Courtesy of the Basilica Museum - Mullock Library, St. John's, NL.

Mullock included two references which dealt with the effect of the Reformation in Ireland and, in particular, its effect on Roman Catholic clergy. The Mullock collection contains Patrick F. Moran and Oliver Plunket’s Memoirs of the Most Rev. Oliver Plunket, Archbishop of Armagh, and Primate of All Ireland: Who Suffered Death for the Catholic Faith in the Year 1681 (1861) and J. K. L.’s A Reply by J. K. L. to the Late Charge of the Most Rev. Doctor Magee, Protestant Archbishop of Dublin, Submitted, Most Respectfully, to Those to Whom the Above Charge Was Addressed (1827). Oliver Plunket would not be beatified until 1920, and canonized in 1975, yet Mullock considered his story illustrative of the Irish Catholic church.

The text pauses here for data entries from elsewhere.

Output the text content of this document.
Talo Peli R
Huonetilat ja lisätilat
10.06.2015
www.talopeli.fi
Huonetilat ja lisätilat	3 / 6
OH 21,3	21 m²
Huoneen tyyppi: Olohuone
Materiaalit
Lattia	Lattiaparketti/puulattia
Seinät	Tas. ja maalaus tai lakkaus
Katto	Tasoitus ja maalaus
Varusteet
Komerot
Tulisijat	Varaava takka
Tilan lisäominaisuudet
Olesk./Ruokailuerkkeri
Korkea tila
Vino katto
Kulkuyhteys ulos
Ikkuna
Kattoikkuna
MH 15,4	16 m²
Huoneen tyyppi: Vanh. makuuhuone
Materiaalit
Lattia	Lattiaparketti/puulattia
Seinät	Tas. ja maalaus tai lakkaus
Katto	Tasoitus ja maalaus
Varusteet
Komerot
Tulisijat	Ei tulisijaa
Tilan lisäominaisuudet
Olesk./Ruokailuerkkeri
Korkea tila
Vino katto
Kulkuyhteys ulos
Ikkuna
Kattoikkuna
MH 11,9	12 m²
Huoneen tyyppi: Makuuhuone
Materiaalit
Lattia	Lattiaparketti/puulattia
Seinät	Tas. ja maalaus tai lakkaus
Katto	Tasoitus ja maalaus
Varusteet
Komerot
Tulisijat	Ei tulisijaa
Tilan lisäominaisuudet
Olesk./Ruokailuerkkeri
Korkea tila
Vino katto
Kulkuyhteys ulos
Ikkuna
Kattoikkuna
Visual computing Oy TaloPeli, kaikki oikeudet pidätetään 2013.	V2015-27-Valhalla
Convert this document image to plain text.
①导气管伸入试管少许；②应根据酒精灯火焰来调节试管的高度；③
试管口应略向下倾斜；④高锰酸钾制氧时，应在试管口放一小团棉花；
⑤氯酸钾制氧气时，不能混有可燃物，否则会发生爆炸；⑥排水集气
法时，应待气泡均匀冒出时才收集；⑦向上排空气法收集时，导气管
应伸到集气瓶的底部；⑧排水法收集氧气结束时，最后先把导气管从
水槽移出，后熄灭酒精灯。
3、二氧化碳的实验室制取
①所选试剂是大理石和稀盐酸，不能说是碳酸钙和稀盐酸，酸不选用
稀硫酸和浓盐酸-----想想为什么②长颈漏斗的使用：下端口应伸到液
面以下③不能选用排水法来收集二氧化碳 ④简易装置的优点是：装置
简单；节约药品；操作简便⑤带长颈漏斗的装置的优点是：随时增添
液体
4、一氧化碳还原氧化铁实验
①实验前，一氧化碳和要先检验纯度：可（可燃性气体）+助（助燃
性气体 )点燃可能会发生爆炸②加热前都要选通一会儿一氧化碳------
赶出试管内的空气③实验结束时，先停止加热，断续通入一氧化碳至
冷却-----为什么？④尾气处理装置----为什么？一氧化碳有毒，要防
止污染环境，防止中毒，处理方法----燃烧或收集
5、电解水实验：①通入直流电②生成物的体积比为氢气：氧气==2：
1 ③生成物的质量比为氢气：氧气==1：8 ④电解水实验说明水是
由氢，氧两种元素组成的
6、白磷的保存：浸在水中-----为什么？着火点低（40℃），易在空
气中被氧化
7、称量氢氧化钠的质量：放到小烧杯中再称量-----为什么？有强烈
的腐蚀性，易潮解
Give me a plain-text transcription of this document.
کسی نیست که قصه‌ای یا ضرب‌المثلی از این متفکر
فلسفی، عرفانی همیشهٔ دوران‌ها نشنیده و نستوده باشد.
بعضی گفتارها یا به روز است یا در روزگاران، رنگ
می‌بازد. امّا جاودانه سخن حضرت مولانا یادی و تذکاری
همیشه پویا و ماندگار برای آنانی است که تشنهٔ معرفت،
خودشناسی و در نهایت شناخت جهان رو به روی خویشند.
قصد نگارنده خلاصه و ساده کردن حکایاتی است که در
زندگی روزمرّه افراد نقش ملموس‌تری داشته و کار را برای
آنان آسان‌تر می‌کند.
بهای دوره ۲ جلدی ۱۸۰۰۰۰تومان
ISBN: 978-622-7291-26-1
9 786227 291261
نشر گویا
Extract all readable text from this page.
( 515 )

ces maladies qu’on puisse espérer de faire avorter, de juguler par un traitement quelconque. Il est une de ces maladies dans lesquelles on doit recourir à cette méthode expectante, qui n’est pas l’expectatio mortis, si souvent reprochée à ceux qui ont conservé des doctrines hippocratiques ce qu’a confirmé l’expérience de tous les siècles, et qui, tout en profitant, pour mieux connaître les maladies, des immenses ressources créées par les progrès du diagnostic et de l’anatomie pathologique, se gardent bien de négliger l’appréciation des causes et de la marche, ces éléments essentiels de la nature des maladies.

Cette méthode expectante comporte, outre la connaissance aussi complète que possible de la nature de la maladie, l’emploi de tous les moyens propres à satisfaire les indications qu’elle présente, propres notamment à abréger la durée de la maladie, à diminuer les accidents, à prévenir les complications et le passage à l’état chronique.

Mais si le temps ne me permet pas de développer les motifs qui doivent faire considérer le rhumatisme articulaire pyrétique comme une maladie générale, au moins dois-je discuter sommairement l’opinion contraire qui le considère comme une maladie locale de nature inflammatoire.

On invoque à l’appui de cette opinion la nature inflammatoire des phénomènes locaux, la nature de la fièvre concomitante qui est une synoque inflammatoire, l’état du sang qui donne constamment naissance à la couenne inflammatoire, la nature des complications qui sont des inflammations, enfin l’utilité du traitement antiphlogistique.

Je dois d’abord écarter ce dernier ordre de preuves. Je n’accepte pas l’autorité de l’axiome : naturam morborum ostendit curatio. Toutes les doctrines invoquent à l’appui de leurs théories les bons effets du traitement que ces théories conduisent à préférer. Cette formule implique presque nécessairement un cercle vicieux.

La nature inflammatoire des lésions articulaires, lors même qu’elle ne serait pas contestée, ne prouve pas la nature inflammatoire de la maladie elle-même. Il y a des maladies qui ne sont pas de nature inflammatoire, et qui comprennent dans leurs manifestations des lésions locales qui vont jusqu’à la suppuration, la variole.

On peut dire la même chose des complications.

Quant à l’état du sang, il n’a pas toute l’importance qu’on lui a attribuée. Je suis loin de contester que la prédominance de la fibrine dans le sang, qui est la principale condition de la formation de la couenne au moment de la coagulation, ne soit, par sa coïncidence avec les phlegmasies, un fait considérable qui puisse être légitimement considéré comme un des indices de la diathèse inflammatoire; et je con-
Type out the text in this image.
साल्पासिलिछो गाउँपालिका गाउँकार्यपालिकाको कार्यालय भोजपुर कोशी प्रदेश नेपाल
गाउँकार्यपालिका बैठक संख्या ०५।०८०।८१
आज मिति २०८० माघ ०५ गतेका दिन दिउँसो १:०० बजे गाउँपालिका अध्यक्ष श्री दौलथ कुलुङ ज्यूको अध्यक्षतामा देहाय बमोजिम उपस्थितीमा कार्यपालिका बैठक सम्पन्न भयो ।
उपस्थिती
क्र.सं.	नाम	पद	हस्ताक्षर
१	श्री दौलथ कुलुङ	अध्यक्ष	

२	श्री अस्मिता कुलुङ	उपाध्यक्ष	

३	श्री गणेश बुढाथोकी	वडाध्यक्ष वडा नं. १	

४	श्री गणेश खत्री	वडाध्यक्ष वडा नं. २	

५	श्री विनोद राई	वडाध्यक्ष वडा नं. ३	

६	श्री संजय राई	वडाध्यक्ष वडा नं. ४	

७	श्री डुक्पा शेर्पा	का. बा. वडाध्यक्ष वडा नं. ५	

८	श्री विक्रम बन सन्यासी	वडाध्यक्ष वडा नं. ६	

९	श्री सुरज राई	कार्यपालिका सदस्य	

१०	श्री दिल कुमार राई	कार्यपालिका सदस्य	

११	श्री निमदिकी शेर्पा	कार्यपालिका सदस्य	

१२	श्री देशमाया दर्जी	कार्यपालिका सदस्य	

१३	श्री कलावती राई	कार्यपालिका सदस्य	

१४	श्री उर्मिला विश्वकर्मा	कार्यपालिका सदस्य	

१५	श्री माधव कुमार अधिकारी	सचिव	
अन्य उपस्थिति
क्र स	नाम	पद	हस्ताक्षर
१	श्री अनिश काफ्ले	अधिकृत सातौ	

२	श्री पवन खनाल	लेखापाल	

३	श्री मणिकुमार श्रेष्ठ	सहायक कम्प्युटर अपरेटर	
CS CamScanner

In addition to the challenges posed by the Church of England, Mullock was also concerned with the development of Methodism. He dealt with this movement, later a Christian denomination, in his supplementary chapter, drawing upon Joseph Benson’s An Apology for the People Called Methodists; Containing a Concise Account of Their Origin and Progress, Doctrine, Discipline and Designs (1801) and volume 1 of Robert Southey, Charles C. Southey, Daniel Curry, Alexander Knox, and Samuel T. Coleridge’s The Life of Wesley: And Rise and Progress of Methodism (1847).